Kobe Gakuin University (神戸学院大学, Kōbe Gakuin Daigaku) is a private, co-educational university located on the western edge of the city of Kobe, in Hyōgo Prefecture in Japan. It was founded in 1966 and overlooks the city of Akashi, the Akashi Straits and the Akashi Kaikyo Bridge - the longest suspension bridge in the world. The university has three campuses in Kobe. These are located near Akashi, near Nagata and on Port Island.

==Brief Introduction==
Kobe Gakuin University was founded in 1966 with Shigeki Mori as its first president. Initially offering a single course of study in the Faculty of Nutrition for 100 students, the university now contains nine faculties and seven graduate schools, and has expanded to two campuses. The largest private university integrating the cultural, social and natural studies in Kobe City, Kobe Gakuin University currently has a student body of 10,000 students, and is proud to have graduated over 80,000 students from its university graduate school courses.

==Educational and Research Activities==
In addition to working to improve specialized education and research capabilities at the faculty level, Kobe Gakuin University, together with the Institute for Promotion of Higher Education, established in 2014, will pursue the further improvement of general education at the university level as well as the administration of an inter-faculty education program.

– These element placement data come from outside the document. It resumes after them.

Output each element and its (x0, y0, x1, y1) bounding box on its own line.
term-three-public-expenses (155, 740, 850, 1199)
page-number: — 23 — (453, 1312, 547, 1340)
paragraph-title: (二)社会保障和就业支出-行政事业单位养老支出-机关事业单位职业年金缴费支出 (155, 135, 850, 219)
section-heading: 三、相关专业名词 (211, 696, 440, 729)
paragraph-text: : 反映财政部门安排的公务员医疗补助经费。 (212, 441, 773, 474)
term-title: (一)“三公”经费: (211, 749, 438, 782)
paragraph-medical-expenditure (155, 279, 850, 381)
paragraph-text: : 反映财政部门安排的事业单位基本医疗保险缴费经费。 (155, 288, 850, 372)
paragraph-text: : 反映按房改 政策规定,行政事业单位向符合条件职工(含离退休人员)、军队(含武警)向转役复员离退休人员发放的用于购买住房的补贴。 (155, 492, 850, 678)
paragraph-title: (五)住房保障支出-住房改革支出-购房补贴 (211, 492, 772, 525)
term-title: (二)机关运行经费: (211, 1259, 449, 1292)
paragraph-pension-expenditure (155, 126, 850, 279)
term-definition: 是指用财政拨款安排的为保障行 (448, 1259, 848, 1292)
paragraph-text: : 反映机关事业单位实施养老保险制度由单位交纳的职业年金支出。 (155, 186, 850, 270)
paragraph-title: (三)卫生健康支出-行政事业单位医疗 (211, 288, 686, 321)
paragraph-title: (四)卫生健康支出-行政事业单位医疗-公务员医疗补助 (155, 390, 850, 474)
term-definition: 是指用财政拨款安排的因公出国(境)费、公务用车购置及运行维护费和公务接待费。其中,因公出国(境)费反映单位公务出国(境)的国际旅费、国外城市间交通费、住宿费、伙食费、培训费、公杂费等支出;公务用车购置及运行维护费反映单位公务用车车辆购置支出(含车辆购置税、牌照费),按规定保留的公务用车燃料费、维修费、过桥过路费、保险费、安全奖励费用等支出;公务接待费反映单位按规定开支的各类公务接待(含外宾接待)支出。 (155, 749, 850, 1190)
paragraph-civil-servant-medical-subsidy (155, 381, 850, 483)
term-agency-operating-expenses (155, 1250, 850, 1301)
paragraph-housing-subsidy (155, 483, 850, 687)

==International Activities==
Ever since its founding in 1966, Kobe Gakuin University has been committed to promoting international exchange with the aim of developing human resources with an international perspective. To date, the university has established international partnership agreements with 29 institutions in eleven countries and has a solid track record in faculty interaction, student exchanges and sending students to study abroad, short-term overseas training and the sharing of scientific documentation, etc. Other international exchange programs include joint research with foreign researchers and symposia featuring prominent scientists and researchers as guests.

==Faculties==
- Faculty of Law
- Faculty of Economics
- Faculty of Humanities
- Faculty of Nutrition
- Faculty of Pharmaceutical Sciences
- Faculty of Rehabilitation
- Faculty of Business Administration
- Faculty of Contemporary Social Studies
- Faculty of Global Communication
- Graduate School of Law
- Graduate School of Economics
- Graduate School of Humanities and Sciences
- Graduate School of Nutrition
- Graduate School of Pharmaceutical Sciences
- Graduate School of Food and Medicinal Sciences

==Notable faculty==
- Utako Okamoto physician and discoverer of use of tranexamic acid.